More than 200,000 barrels a day of crude oil or petroleum products will be released on the domestic market, Economy, Trade and Industry Minister Shoichi Nakagawa said Tuesday.
It is up to the refiners to decide which products or how much crude to discharge, government officials said.
Private-sector oil firms are required to reserve enough oil to meet demand for 70 days, but the Ministry of Economy, Trade and Industry will lower that level to 67 days to augment supplies on the market, the minister said.
The IEA announced Friday that its 26 members will release a total of 2 million barrels from their strategic oil reserves per day for an initial period of 30 days in light of the considerable hurricane damage to oil production facilities along the U.S. Gulf Coast.
“The concerted action by the IEA, which includes major oil consumers in the world, is very meaningful and can send messages to oil producers and developing countries that are in trouble” because of surging oil prices, Nakagawa said at a press conference.
“Japan made the decision because it should actively and speedily deal with the matter,” he said, adding that further efforts would be made to promote energy conservation.
At a separate news conference, Chief Cabinet Secretary Hiroyuki Hosoda praised the IEA’s action and said Japan will closely monitor the reserve oil’s impact on the global market.
Nippon Oil Corp.

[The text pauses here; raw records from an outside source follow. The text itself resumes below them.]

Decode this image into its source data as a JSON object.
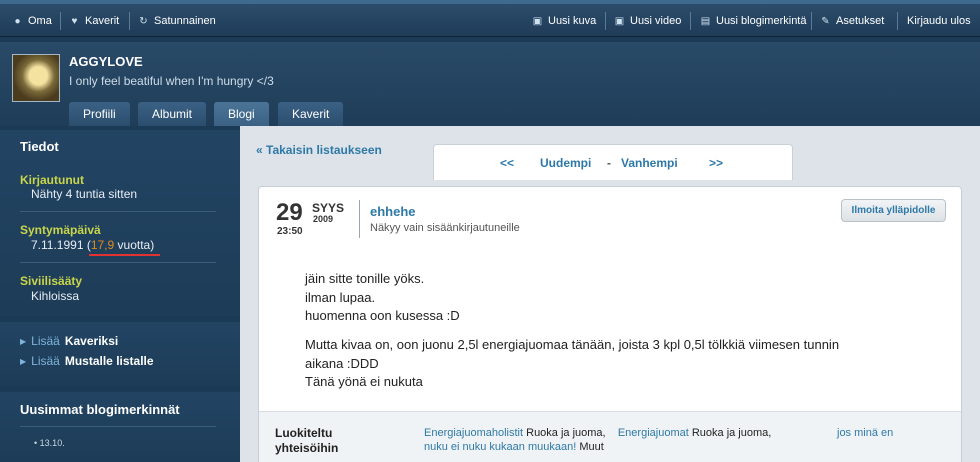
{
  "topnav": {
    "left": [
      {
        "label": "Oma",
        "icon": "user-icon"
      },
      {
        "label": "Kaverit",
        "icon": "heart-icon"
      },
      {
        "label": "Satunnainen",
        "icon": "refresh-icon"
      }
    ],
    "right": [
      {
        "label": "Uusi kuva",
        "icon": "image-icon"
      },
      {
        "label": "Uusi video",
        "icon": "video-icon"
      },
      {
        "label": "Uusi blogimerkintä",
        "icon": "document-icon"
      },
      {
        "label": "Asetukset",
        "icon": "wrench-icon"
      },
      {
        "label": "Kirjaudu ulos"
      }
    ]
  },
  "profile": {
    "username": "AGGYLOVE",
    "tagline": "I only feel beatiful when I'm hungry </3",
    "tabs": [
      "Profiili",
      "Albumit",
      "Blogi",
      "Kaverit"
    ],
    "active_tab": "Blogi"
  },
  "sidebar": {
    "info_title": "Tiedot",
    "logged_in_label": "Kirjautunut",
    "logged_in_value": "Nähty 4 tuntia sitten",
    "birthday_label": "Syntymäpäivä",
    "birthday_date": "7.11.1991 (",
    "birthday_age": "17,9",
    "birthday_suffix": " vuotta)",
    "marital_label": "Siviilisääty",
    "marital_value": "Kihloissa",
    "actions": [
      {
        "prefix": "Lisää",
        "strong": "Kaveriksi"
      },
      {
        "prefix": "Lisää",
        "strong": "Mustalle listalle"
      }
    ],
    "latest_title": "Uusimmat blogimerkinnät",
    "latest_item_date": "13.10."
  },
  "content": {
    "back_link": "« Takaisin listaukseen",
    "pager": {
      "prev_arrows": "<<",
      "newer": "Uudempi",
      "dash": "-",
      "older": "Vanhempi",
      "next_arrows": ">>"
    },
    "post": {
      "day": "29",
      "month": "SYYS",
      "year": "2009",
      "time": "23:50",
      "title": "ehhehe",
      "visibility": "Näkyy vain sisäänkirjautuneille",
      "report_button": "Ilmoita ylläpidolle",
      "lines": [
        "jäin sitte tonille yöks.",
        "ilman lupaa.",
        "huomenna oon kusessa :D",
        "Mutta kivaa on, oon juonu 2,5l energiajuomaa tänään, joista 3 kpl 0,5l tölkkiä viimesen tunnin",
        "aikana :DDD",
        "Tänä yönä ei nukuta"
      ],
      "categories_label": "Luokiteltu yhteisöihin",
      "categories": [
        {
          "link": "Energiajuomaholistit",
          "text": " Ruoka ja juoma,"
        },
        {
          "link": "Energiajuomat",
          "text": " Ruoka ja juoma,"
        },
        {
          "link": "jos minä en nuku ei nuku kukaan muukaan!",
          "text": " Muut"
        }
      ]
    }
  }
}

Chairman Fumiaki Watari, head of the Petroleum Association of Japan, said in a statement that the association will “positively respond to the request for cooperation” on the reserve oil release.
The last time the IEA tapped its members’ reserves was in 1991, when it tried to curb soaring oil prices during the Gulf War.
Japan is required to discharge 12.2 percent of the IEA’s 60-million-barrel goal over the 30 days, but that amount may change after the Paris-based organization reviews the impact of its coordinated release around Sept. 15, METI officials said.
As of June 30, Japan had reserves equivalent to 171 days’ worth of its consumption, comprising the private-sector’s stockpile of 79 days and the state’s oil stockpile of 91 days, according to METI.
Although the IEA said in a statement that the release of gasoline will be “the most useful contribution,” Japanese oil firms have noted a decline in gasoline inventories due to the summer driving season.
Therefore, the government instead will urge them to reduce imports, the officials said.
The United States has lost 1.5 million barrels per day of oil production and 2 million barrels a day of refining capacity, the IEA said.
Crude oil futures hit a record high above $70 per barrel last Tuesday after the hurricane, but prices have come down somewhat since the IEA’s announcement. Global crude oil demand is estimated at 84 million barrels per day, according to the IEA.